The transparent geo-political motivation of the announcement is clear, as were the follow-up comments by U.S. officials.

Chinese foreign ministry spokesman Wang Wenbin said that China was committed to helping the Solomon Islands “strengthen its capacity building to maintain its own security” in such areas as “maintaining social order, protecting people’s lives and property, humanitarian assistance and natural disaster response”.

“After many years, the senior U.S. officials suddenly are visiting a Pacific island country with great fanfare. We are curious whether they really care about the island country or have another agenda,” Wang said.

The agreement was made on Tuesday, a day after Campbell’s announced visit, which was in response to a leaking of a draft version of the China/Solomons agreement.

PICTURED: The South China Sea, color coded by nation’s territorial claims.

Regional destabilization

“We believe that signing such an agreement could actually increase destabilization within the Solomon Islands and could set a concerning precedent for the wider Pacific Island region,” Pentagon spokesman John Kirby told a press conference, when asked about the agreement.

The White House too, were concerned, saying: “We are concerned by the lack of transparency and unspecified nature of this agreement, which follows a pattern of China offering shadowy, vague deals with little regional consultation in fishing, resource management, development assistance and now security practices”.

“What we are saying is that the Pacific island countries are not anyone’s backyard, let alone pawns in a geopolitical confrontation,” Wang said, addressing Campbell’s visit.

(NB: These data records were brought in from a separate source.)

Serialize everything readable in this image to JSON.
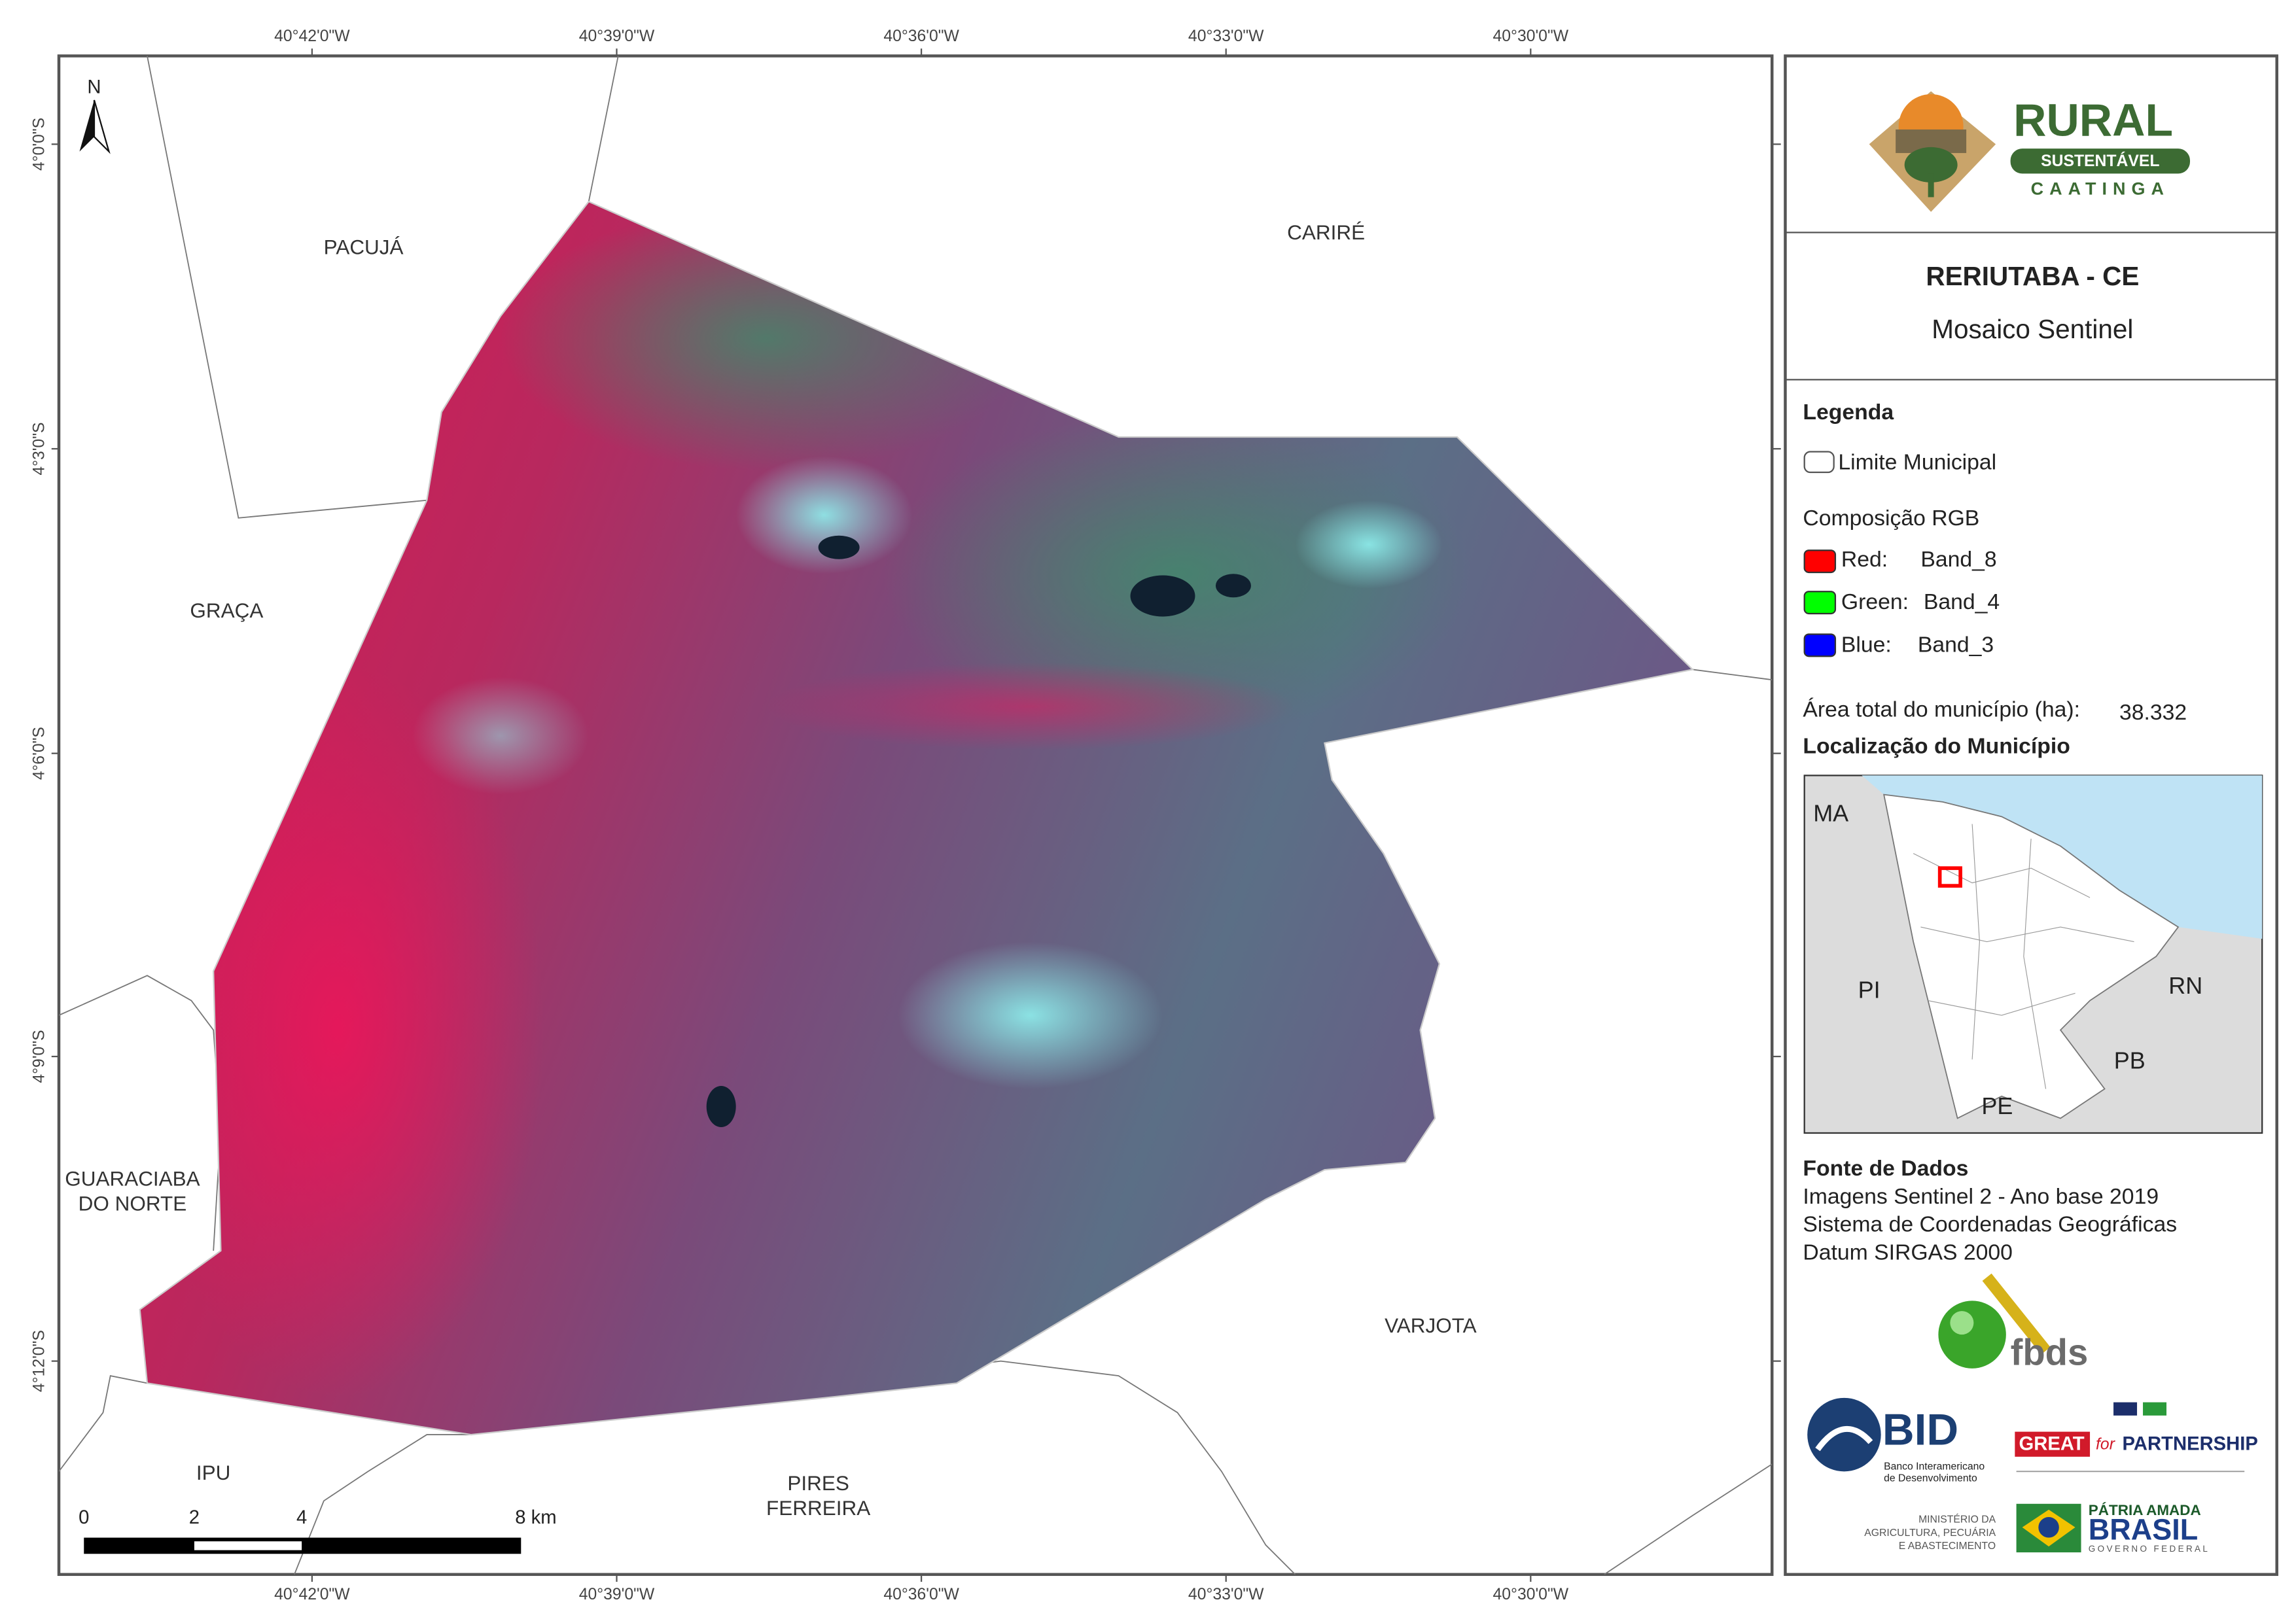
{
  "map": {
    "longitude_labels": [
      "40°42'0\"W",
      "40°39'0\"W",
      "40°36'0\"W",
      "40°33'0\"W",
      "40°30'0\"W"
    ],
    "latitude_labels": [
      "4°0'0\"S",
      "4°3'0\"S",
      "4°6'0\"S",
      "4°9'0\"S",
      "4°12'0\"S"
    ],
    "north": "N",
    "neighbors": [
      [
        "PACUJÁ"
      ],
      [
        "CARIRÉ"
      ],
      [
        "GRAÇA"
      ],
      [
        "GUARACIABA",
        "DO NORTE"
      ],
      [
        "VARJOTA"
      ],
      [
        "IPU"
      ],
      [
        "PIRES",
        "FERREIRA"
      ]
    ],
    "scale_bar": [
      "0",
      "2",
      "4",
      "8 km"
    ]
  },
  "panel": {
    "logo": {
      "line1": "RURAL",
      "line2": "SUSTENTÁVEL",
      "line3": "CAATINGA"
    },
    "title": "RERIUTABA - CE",
    "subtitle": "Mosaico Sentinel",
    "legend": {
      "heading": "Legenda",
      "boundary": "Limite Municipal",
      "composition": "Composição RGB",
      "bands": [
        [
          "Red:",
          "Band_8"
        ],
        [
          "Green:",
          "Band_4"
        ],
        [
          "Blue:",
          "Band_3"
        ]
      ],
      "area_label": "Área total do município (ha):",
      "area_value": "38.332"
    },
    "location": {
      "heading": "Localização do Município",
      "states": [
        "MA",
        "PI",
        "RN",
        "PB",
        "PE"
      ]
    },
    "sources": {
      "heading": "Fonte de Dados",
      "lines": [
        "Imagens Sentinel 2 - Ano base 2019",
        "Sistema de Coordenadas Geográficas",
        "Datum SIRGAS 2000"
      ]
    },
    "partners": {
      "fbds": "fbds",
      "bid": "BID",
      "bid_name": [
        "Banco Interamericano",
        "de Desenvolvimento"
      ],
      "great": [
        "GREAT",
        "for",
        "PARTNERSHIP"
      ],
      "ministry": [
        "MINISTÉRIO DA",
        "AGRICULTURA, PECUÁRIA",
        "E ABASTECIMENTO"
      ],
      "brasil": [
        "PÁTRIA AMADA",
        "BRASIL",
        "GOVERNO FEDERAL"
      ]
    }
  }
}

There’s no international law requiring two countries engaged in negotiations to stipulate all details to a third party, but their fear is that the deal will open the door to a Chinese military base, which is certainly what the United States would do in such circumstances. With far more than 600 bases ranging in size from covert air fields to small cities, the U.S. standard procedure is to base wherever it is viable and advantageous to do so.

In terms of true overseas military presence, China has only one outside of the South China Sea, but the White House’s reluctance to recognize the Pacific Ocean is not its bathtub could mean that this strategy must change. However the Solomons have stated there are no military agreements in the new partnership, and the Chinese did not request basing rights.

Of course even if China and the Solomons are just lying and that a large sophisticated military base was constructed there, in terms of regional destabilization, nothing could be greater than the AUKUS Alliance which set up a technology-sharing agreement to equip Australia with nuclear-powered submarines, and recently hypersonic glide cruise missiles.

China has used the example of the current conflict in Ukraine as a worst-case scenario of “bloc mentality” and “Cold-War mindsets” being introduced into the Indo-Pacific, with the AUKUS weapons proliferation agreement as a perfect example of both. WaL

 

PICTURED ABOVE: Kurt Campbell, the Indo-Pacific Coordinator at the National Security Council, at a Brookings Institute event in 2020. PC: Brookings. CC 2.0.